金額がいくらに成るのかは分からないが五万円はかたい。私の気持ちは久し振りに高鳴っている。
今日は此れで終いだ。と、私はようようと車を運転する。
そして五分程走った所で老人が、あぁぁ、しもた。ほんまボケとるわ。運転手さん悪いけどな。其処の角で止めてくれるか。と、言ってきた。
「え、其処の角で止めるんですか ?」
私は聞き直す。
「せや。今日用事あったん忘れとってな。悪いけど其処で降りるわ。」
と、言ってきた。
はぁぁ、此れだ。と、私はがっくりと項垂れ、分かりました。と、答えると老人の言う通り交差点の角で車を止めた。
メーターの支払いボタンを押し更に気持ちがへこむ。メーター料金は五百九十円。
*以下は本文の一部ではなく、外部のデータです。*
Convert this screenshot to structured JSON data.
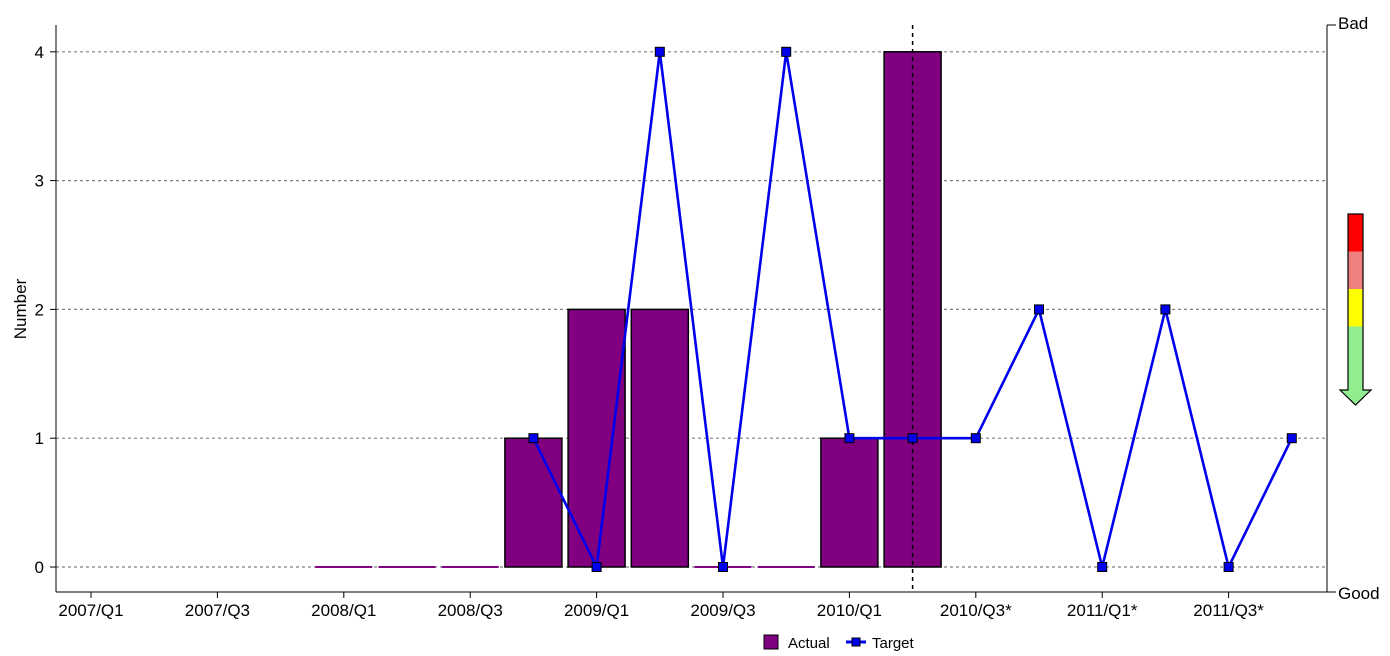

所謂ワンメーターと言うやつだ。ガックリと項垂れる私に老人は千円を差し出し、釣りはええさかいとっといて。と、言ってきた。
「あ、ありがとうございます。」
そう言ってドアを開ける。老人はいそいそと外にでやると後続から来たタクシーを止めた。私は其れをルームミラーで見やっている。
馬鹿にするなーー。
腹の中でそう言った。
馬鹿にーー。情けなくて涙が出て来る。
はぁぁ、と吐息を吐き車から降りて一服つける。車で吸っても良いのだが無性に外で吸いたくなった。
そして、ポツリ。
顔に水滴が落ちる。
え、と空を見やると雨がパラリ、パラリと降り始めている。ついてないにも程があるだろと車に乗り込むと、今度は後部ドアをコンコンと叩く音がする。
プイッと肩越しに振り向くと浴衣を着た娘がガラスを叩いていた。
私はドアを開ける。
「あの、よろしおすか ?」
ヌッと顔を覗かせ娘が言った。
「え、ええ。どうぞ。」
そう言い乍ら娘を招き入れる。
「ほんま、助かります。急に雨が降ってきますさかい。」
と、娘は先にお尻をシートに乗せユックリと両足を中に入れる。
「ほんまにビックリしますね。」
そう言い乍ら私はドアを閉める。
「あぁぁ、運転手はんほんま近うて申し訳おまへんのやけど。」
と、女性が言うが十分ガックリときた後なので近かろうが何だろうがあれ以上のガックリはそうそう無いだろうと私は、え、ええ。構いません。と、答える。
「いやぁ、そう言うてくれはると嬉しいわ。ほな、北野さん迄お願い出来ますやろか。」
と、娘が言ったので私は、え ?と聞き直そうとした。
私がいる所は七条堀川で北野天満宮迄はザッと二千円はかかる。この金額は距離にしても近いとは言わないが、今回も精々、腐った餅で無いことを祈り乍ら私は車を発進させた。